Definition of Islamic Banking

Islamic banking refers to a system of banking or banking activity that is consistent with the principles of Islamic law (Shariah) and its practical application through the development of Islamic economics. Shariah prohibits the payment of fees for the renting of money (Riba, usury) for specific terms, as well as investing in businesses that provide goods or services considered contrary to its principles (Haraam, forbidden). While these principles were used as the basis for a flourishing economy in earlier times, it is only in the late 20th century that a number of Islamic banks were formed to apply these principles to private or semi-private commercial institutions within the Muslim community.

The World Islamic Banking Conference held annually in Bahrain since 1994 is the unique platform internationally recognized as the largest and most significant gathering of Islamic banking and finance leaders in the world.

According to Islamic Banking Act of Malaysia, an Islamic bank is a “company, which carries on Islamic banking business, Islamic banking business means banking business whose aims and operations don’t involve any element which is not approved by the religion Islam.”

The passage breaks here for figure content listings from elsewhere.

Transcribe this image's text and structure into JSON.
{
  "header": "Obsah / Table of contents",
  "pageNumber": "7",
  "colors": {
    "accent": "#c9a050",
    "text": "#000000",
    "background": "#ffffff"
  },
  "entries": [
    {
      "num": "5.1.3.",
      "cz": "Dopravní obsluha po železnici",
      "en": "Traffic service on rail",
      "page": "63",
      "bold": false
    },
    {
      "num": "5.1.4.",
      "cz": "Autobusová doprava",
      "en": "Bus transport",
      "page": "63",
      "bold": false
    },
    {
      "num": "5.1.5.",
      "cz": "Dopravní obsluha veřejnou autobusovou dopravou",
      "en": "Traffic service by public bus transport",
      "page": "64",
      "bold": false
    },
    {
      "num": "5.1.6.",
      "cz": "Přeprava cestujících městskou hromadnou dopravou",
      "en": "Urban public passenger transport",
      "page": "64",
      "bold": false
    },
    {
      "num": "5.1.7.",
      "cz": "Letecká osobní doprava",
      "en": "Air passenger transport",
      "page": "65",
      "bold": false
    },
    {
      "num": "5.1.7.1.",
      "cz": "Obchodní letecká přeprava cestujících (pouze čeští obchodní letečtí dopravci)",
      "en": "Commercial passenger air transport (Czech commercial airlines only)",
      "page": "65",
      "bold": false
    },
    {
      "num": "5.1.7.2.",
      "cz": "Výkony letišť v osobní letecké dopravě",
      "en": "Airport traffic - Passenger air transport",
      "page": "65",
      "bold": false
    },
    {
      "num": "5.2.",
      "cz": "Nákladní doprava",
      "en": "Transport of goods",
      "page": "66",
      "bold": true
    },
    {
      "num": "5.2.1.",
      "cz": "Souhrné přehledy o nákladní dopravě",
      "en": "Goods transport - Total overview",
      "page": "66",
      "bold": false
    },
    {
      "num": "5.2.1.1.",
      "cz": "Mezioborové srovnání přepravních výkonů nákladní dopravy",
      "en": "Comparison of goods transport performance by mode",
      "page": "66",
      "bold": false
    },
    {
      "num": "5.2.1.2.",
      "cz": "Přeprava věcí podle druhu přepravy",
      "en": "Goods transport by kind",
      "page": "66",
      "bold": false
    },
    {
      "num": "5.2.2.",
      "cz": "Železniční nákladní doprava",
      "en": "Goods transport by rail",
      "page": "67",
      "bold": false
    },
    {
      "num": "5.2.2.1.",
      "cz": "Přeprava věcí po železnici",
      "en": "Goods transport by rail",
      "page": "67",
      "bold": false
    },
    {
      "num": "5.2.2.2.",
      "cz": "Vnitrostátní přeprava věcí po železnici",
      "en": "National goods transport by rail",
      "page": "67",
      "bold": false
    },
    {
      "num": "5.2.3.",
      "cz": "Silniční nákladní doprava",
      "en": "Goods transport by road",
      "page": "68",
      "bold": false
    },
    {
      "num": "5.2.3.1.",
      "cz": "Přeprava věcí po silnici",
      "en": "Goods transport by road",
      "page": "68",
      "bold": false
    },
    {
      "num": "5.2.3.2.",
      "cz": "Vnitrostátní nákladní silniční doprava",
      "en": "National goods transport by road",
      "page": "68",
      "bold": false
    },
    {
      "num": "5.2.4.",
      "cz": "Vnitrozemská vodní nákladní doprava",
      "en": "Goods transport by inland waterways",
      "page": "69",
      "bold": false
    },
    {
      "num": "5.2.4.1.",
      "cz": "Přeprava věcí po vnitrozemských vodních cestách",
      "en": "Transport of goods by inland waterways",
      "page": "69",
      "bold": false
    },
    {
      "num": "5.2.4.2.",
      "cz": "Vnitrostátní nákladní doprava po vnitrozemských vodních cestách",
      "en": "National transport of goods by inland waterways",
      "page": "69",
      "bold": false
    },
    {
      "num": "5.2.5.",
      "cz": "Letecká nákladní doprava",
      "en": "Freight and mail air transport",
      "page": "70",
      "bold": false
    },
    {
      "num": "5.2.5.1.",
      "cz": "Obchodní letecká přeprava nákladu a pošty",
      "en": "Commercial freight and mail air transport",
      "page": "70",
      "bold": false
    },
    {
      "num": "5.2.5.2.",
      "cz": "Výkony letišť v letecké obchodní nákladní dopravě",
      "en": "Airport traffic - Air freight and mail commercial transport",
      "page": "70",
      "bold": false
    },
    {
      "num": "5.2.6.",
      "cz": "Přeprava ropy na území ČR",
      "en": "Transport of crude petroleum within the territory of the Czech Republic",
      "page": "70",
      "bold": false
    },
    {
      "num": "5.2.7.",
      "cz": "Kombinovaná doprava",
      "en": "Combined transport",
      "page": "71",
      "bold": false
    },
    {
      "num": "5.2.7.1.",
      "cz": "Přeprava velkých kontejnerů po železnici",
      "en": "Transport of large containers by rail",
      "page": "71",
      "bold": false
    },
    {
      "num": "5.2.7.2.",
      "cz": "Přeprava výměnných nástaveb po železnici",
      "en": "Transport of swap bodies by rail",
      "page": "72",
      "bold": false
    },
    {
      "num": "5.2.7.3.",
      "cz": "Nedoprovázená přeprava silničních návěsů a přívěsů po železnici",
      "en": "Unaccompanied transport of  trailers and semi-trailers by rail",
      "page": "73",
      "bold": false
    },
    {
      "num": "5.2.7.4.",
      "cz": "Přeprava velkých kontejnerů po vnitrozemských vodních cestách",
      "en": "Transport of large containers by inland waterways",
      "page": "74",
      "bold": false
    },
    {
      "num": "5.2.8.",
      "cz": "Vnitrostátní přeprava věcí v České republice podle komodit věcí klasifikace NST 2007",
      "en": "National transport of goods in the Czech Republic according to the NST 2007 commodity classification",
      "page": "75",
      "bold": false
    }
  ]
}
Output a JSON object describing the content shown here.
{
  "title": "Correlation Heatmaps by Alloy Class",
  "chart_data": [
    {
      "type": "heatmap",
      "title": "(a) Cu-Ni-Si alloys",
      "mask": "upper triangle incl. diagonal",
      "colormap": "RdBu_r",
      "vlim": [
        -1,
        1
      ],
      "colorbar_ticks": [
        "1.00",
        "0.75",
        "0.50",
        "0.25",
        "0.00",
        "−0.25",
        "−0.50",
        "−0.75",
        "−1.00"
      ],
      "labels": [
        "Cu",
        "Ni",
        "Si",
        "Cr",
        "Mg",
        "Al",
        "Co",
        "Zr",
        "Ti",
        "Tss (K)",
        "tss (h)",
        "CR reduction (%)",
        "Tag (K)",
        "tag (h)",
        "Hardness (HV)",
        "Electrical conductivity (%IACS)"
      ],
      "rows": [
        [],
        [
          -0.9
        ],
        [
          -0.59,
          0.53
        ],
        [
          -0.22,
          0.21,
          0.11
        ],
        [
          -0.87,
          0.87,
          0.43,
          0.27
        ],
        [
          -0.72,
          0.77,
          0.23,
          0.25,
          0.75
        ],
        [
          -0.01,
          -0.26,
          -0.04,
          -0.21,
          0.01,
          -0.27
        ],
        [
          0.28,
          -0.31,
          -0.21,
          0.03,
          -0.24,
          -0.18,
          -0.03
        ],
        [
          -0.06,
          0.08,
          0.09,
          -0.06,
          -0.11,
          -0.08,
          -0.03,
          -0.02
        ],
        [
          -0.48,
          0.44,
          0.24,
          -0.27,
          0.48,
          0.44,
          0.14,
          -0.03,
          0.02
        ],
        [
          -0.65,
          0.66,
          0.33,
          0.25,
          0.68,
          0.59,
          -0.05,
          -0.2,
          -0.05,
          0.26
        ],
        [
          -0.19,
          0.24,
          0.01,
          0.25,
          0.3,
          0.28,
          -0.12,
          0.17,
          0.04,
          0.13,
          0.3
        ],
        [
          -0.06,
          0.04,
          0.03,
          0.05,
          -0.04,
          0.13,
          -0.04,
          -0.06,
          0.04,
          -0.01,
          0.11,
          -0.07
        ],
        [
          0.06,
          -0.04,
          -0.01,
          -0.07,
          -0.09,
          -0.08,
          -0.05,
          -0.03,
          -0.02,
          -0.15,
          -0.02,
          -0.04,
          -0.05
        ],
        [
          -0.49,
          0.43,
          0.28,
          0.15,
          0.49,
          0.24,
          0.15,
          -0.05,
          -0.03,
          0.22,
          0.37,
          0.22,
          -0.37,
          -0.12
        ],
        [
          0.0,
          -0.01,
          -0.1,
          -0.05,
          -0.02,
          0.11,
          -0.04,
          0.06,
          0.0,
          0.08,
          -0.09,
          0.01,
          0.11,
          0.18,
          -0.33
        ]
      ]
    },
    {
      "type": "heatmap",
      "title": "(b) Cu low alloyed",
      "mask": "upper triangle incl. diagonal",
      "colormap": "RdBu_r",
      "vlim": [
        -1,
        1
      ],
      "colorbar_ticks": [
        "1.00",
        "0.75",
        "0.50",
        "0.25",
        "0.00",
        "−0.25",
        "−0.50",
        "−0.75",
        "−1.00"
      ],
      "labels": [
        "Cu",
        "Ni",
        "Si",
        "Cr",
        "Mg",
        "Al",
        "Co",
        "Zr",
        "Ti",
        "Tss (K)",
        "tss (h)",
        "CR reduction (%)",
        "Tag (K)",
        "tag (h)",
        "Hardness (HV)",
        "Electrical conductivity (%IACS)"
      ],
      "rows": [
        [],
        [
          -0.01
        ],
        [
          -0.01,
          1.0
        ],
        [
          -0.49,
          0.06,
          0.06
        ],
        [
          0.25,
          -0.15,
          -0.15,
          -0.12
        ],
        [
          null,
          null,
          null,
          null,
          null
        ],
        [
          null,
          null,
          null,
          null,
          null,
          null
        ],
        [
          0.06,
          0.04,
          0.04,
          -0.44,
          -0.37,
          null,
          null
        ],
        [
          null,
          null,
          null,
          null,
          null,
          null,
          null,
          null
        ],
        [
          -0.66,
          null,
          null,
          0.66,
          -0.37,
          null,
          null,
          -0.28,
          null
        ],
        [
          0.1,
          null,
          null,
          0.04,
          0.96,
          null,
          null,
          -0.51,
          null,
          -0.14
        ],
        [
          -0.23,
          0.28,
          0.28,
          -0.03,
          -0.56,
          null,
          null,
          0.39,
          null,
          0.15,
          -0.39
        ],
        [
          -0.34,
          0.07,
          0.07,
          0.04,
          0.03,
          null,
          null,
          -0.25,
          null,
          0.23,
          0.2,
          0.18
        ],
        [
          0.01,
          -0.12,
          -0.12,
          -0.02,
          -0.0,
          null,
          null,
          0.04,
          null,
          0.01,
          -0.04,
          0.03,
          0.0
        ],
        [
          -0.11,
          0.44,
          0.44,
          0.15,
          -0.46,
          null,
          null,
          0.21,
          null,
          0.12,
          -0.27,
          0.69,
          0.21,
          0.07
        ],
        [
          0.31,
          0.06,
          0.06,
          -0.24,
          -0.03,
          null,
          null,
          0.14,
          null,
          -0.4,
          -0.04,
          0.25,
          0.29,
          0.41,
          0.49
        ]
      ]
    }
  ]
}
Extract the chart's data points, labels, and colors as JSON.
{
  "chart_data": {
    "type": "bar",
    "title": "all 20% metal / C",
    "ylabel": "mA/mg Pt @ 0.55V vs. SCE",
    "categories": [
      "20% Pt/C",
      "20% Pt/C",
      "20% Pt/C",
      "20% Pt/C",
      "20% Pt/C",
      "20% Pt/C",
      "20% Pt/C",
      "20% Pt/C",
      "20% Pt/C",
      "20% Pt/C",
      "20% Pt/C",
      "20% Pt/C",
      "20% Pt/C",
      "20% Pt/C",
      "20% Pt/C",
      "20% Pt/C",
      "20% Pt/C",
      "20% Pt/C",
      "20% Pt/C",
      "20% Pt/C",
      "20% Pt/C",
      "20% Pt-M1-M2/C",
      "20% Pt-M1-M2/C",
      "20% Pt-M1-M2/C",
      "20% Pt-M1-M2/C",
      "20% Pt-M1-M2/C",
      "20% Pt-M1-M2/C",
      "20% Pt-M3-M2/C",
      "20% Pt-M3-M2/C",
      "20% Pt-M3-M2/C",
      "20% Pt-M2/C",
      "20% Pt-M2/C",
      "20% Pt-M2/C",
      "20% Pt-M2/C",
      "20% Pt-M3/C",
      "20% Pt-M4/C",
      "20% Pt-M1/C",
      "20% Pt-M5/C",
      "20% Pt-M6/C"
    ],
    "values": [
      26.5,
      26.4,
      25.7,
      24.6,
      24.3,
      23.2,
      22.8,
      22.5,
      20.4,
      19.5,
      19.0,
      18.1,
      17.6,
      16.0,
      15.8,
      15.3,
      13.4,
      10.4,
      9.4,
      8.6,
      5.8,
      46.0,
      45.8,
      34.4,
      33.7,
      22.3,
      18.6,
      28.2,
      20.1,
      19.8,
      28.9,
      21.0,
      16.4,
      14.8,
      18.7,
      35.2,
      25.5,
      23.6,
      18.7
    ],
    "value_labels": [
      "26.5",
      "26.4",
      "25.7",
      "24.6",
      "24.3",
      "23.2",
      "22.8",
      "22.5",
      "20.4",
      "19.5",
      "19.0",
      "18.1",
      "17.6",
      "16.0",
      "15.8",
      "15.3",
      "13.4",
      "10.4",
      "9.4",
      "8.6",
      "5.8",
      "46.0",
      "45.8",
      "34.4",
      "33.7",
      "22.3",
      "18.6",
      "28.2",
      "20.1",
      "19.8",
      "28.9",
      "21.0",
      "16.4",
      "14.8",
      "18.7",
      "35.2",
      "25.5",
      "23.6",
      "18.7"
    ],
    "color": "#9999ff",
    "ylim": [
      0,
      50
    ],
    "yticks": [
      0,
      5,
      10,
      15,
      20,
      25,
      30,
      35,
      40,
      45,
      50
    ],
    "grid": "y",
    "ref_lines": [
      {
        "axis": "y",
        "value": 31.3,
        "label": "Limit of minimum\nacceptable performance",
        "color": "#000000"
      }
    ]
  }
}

Dr. Ziauddin Ahmed says, “Islamic banking is essentially a normative concept and could be defined as conduct off banking in consonance with the ethos of the value system of Islam.”

 It appears from the above definitions   that Islamic banking is systems of financial intermediation that avoids receipts and payments of interest in its transactions and conduct its operations in a way that it helps achieve the objectives of an Islamic economy. Alternatively, this is a banking system whose operation is based on Islamic principles of transactions of which profit and loss sharing is major feature, ensuring justice and equity in the economy. That is why Islamic banks are often known as profit and loss sharing banks.